The negative effects of skin bleaching can include skin irritation, itchy or flaking skin, inflammation and the feeling that your skin is burning, according to doctors. Two common ingredients are hydroquinone and mercury, which medics warn can lead to skin cancer or organ failure.

However, women in many African countries say their prospects – from jobs to dating – are improved when they bleach their skin. It’s not enough to ban the products, you need to create a world where dark-skinned women aren’t discriminated against, they argue.

In Uganda, skin lightening is nothing new. Back in the 1960s, Gulu poet Okot p’Bitek wrote about women who lighten their skin, describing one whose face was “eaten up . . . raw and red . . . tender like the skin of a newly born baby”.

“Some ladies, Africans, others, they don’t trust their colours,” said Ensinikweri Enock, a 36-year-old who works in a salon in Gulu main market, doing manicures and pedicures.

“They like [it], especially ladies. It is dangerous because sometimes when some people are changing the oils you find they get these pimples, especially if you don’t first consult with a skin specialist. And some people, they begin to get some bad smell because the gel is reacting to their skin.”
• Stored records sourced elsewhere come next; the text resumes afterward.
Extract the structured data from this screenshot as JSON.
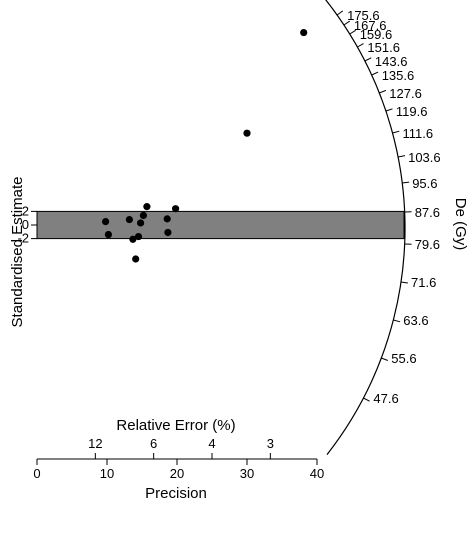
{
  "chart_data": {
    "type": "radial",
    "ylabel": "Standardised Estimate",
    "y_ticks": [
      "2",
      "0",
      "-2"
    ],
    "x_axis": {
      "label": "Precision",
      "ticks": [
        0,
        10,
        20,
        30,
        40
      ],
      "lim": [
        0,
        40
      ]
    },
    "relative_error_axis": {
      "label": "Relative Error (%)",
      "ticks": [
        12,
        6,
        4,
        3
      ]
    },
    "radial_axis": {
      "label": "De (Gy)",
      "ticks": [
        "47.6",
        "55.6",
        "63.6",
        "71.6",
        "79.6",
        "87.6",
        "95.6",
        "103.6",
        "111.6",
        "119.6",
        "127.6",
        "135.6",
        "143.6",
        "151.6",
        "159.6",
        "167.6",
        "175.6"
      ],
      "central_value": 81.1,
      "band": [
        -2,
        2
      ]
    },
    "points": [
      {
        "precision": 9.8,
        "z": 0.5
      },
      {
        "precision": 10.2,
        "z": -1.4
      },
      {
        "precision": 13.2,
        "z": 0.8
      },
      {
        "precision": 13.7,
        "z": -2.1
      },
      {
        "precision": 14.1,
        "z": -5.0
      },
      {
        "precision": 14.5,
        "z": -1.7
      },
      {
        "precision": 14.8,
        "z": 0.3
      },
      {
        "precision": 15.2,
        "z": 1.4
      },
      {
        "precision": 15.7,
        "z": 2.7
      },
      {
        "precision": 18.6,
        "z": 0.9
      },
      {
        "precision": 18.7,
        "z": -1.1
      },
      {
        "precision": 19.8,
        "z": 2.4
      },
      {
        "precision": 30.0,
        "z": 13.5
      },
      {
        "precision": 38.1,
        "z": 28.3
      }
    ]
  }
}
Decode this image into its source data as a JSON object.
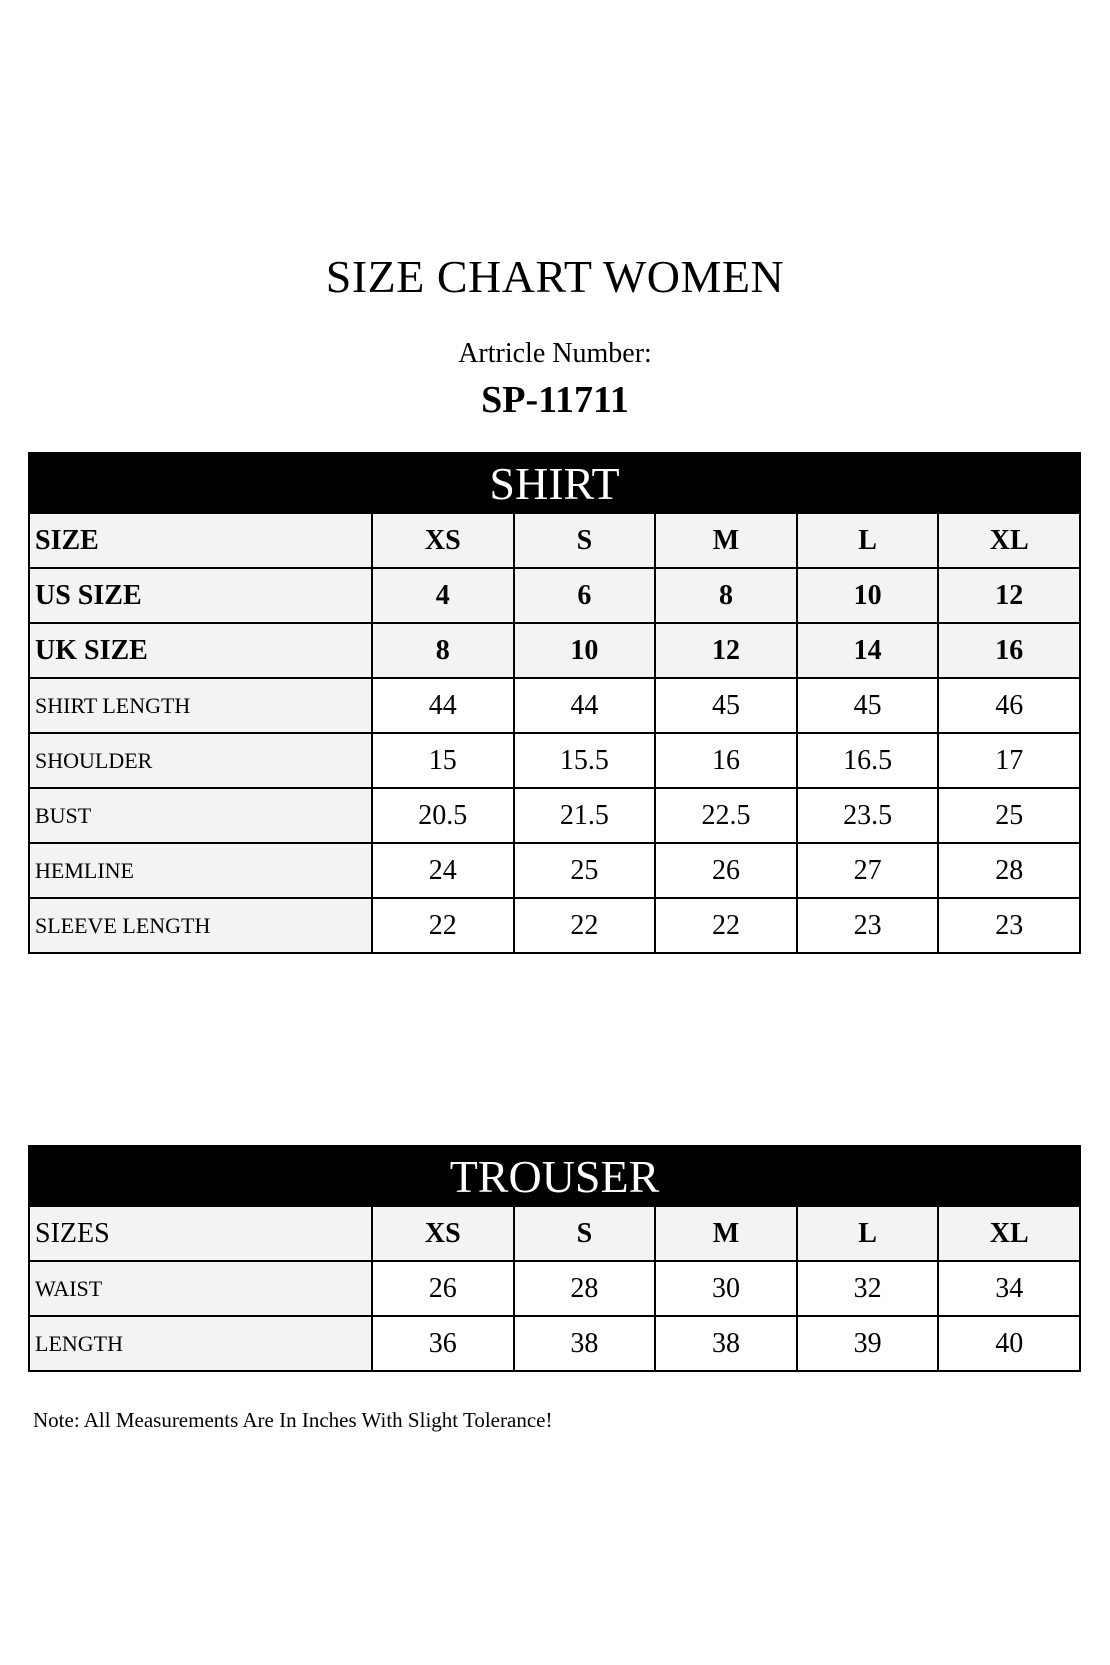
{
  "title": "SIZE CHART WOMEN",
  "article_label": "Artricle Number:",
  "article_number": "SP-11711",
  "shirt": {
    "heading": "SHIRT",
    "header_rows": [
      {
        "label": "SIZE",
        "values": [
          "XS",
          "S",
          "M",
          "L",
          "XL"
        ]
      },
      {
        "label": "US SIZE",
        "values": [
          "4",
          "6",
          "8",
          "10",
          "12"
        ]
      },
      {
        "label": "UK SIZE",
        "values": [
          "8",
          "10",
          "12",
          "14",
          "16"
        ]
      }
    ],
    "rows": [
      {
        "label": "SHIRT LENGTH",
        "values": [
          "44",
          "44",
          "45",
          "45",
          "46"
        ]
      },
      {
        "label": "SHOULDER",
        "values": [
          "15",
          "15.5",
          "16",
          "16.5",
          "17"
        ]
      },
      {
        "label": "BUST",
        "values": [
          "20.5",
          "21.5",
          "22.5",
          "23.5",
          "25"
        ]
      },
      {
        "label": "HEMLINE",
        "values": [
          "24",
          "25",
          "26",
          "27",
          "28"
        ]
      },
      {
        "label": "SLEEVE LENGTH",
        "values": [
          "22",
          "22",
          "22",
          "23",
          "23"
        ]
      }
    ]
  },
  "trouser": {
    "heading": "TROUSER",
    "header_rows": [
      {
        "label": "SIZES",
        "values": [
          "XS",
          "S",
          "M",
          "L",
          "XL"
        ]
      }
    ],
    "rows": [
      {
        "label": "WAIST",
        "values": [
          "26",
          "28",
          "30",
          "32",
          "34"
        ]
      },
      {
        "label": "LENGTH",
        "values": [
          "36",
          "38",
          "38",
          "39",
          "40"
        ]
      }
    ]
  },
  "note": "Note: All Measurements Are In Inches With Slight Tolerance!"
}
“For those ones who have been bleaching tremendously it is a problem because money for buying such a kind of gel is not there,” he said. “But still others love their colours.”

That’s the case for Anena Jackline, a 30-year-old actor who lives nearby. “I think one should appreciate who they are,” she said, worrying Ugandans are falling victim to aggressive marketing, putting them at risk of low self-esteem. “It is always good to be proud of yourself. Melanin is so, so good. For me, I can never tamper with my skin. I find it looking good like this. I love it black.”